Namun, saya tidak setuju. Mengambil selfie di lokasi bencana adalah perilaku yang tidak dapat dibenarkan karena di samping membahayakan, perilaku tersebut menunjukkan gangguan mental.
Fenomena mendunia
Anehnya, fenomena mengambil selfie di lokasi bencana begitu merajalela di Indonesia. Sekelompok orang berpose di depan bangkai pesawat yang jatuh di Medan, Sumatra Utara pada Juli 2015.
Kemudian, ketika segerombolan orang mengunjungi lokasi penyerangan teroris di Kampung Melayu, Jakarta Timur pada pertengahan 2017, mereka lalu mengambil telepon seluler (ponsel) mereka dan memotret tempat kejadian perkara.

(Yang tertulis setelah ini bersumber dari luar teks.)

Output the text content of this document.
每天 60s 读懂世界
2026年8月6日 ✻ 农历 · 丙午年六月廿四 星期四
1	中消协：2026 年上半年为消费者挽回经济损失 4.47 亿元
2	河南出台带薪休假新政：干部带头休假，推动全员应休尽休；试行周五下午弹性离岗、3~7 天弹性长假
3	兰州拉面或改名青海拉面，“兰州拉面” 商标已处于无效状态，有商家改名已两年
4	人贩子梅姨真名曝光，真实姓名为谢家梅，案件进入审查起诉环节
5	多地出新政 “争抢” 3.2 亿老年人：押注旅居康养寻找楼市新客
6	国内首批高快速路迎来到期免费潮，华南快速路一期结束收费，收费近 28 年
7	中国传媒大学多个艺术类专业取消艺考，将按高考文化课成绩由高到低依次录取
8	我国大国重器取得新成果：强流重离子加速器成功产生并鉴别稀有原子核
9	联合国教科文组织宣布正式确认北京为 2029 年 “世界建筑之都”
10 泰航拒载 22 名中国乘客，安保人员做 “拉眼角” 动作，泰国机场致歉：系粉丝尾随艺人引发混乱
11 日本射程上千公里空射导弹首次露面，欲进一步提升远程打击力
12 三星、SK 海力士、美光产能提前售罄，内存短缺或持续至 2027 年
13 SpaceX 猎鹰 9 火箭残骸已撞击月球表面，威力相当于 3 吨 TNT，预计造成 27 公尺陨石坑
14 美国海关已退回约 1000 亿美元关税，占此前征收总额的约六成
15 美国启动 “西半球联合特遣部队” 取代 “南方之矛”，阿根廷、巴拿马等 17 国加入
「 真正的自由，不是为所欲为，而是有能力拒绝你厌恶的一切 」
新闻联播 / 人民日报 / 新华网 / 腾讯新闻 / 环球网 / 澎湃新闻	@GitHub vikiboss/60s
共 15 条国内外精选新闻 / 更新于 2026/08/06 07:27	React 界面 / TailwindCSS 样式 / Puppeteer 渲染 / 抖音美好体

Tidak hanya di Indonesia, fenomena selfie semacam itu ternyata populer dan juga kontroversial di negara lain. Seorang konsultan kesehatandiprotes karena menggunakan tongkat selfie saat mengambil foto dengan teman-temannya di sebuah pantai di Tunisia, di mana 38 orang terbunuh oleh seorang penembak yang diduga memiliki hubungan dengan IS.
Di Nepal, sekelompok orang diberitakan mengambil selfie di depan reruntuhan Menara Dhahara yang rusak karena gempa tahun 2015.
Mengapa sebaiknya kita tidak mengambil selfie di lokasi bencana
Mengambil selfie setelah bencana yang mengerikan telah menjadi kebiasaan dalam kehidupan kita sehari-hari. Praktik tersebut sama saja dengan perilaku orang yang bergerombol untuk menonton kecelakaan di jalanan.
Ahli media Yasmin Ibrahim dari Queen Mary University di Inggris menulis sebuah artikel yang menarik terkait topik ini. Dia menyebut fenomena ini sebagai “selfie bencana” atau “pornografi bencana” dan mendefinisikannya sebagai “perilaku ganjil yang dimotivasi oleh keinginan mencapai kepuasan diri sendiri, dengan situasi pasca bencana sebagai latar belakang”.
Seorang psikoanalis terkemuka, Carl Jung, berpendapat bahwa secara alamiah, manusia senang melihat orang lain menderita, karena hal tersebut menghibur diri kita, namun kita tidak secara langsung terkena dampaknya.
Dengan melihat penderitaan orang lain, kita diberi kesempatan untuk menghakimi dan menertawakan orang lain, sementara kita terbebaskan dari merasakan penderitaan.
Carl Jung menciptakan sebuah istilah yang dikenal sebagai corpse preoccupation untuk merujuk pada keinginan seseorang untuk menyaksikan hal-hal yang aneh dan mengerikan.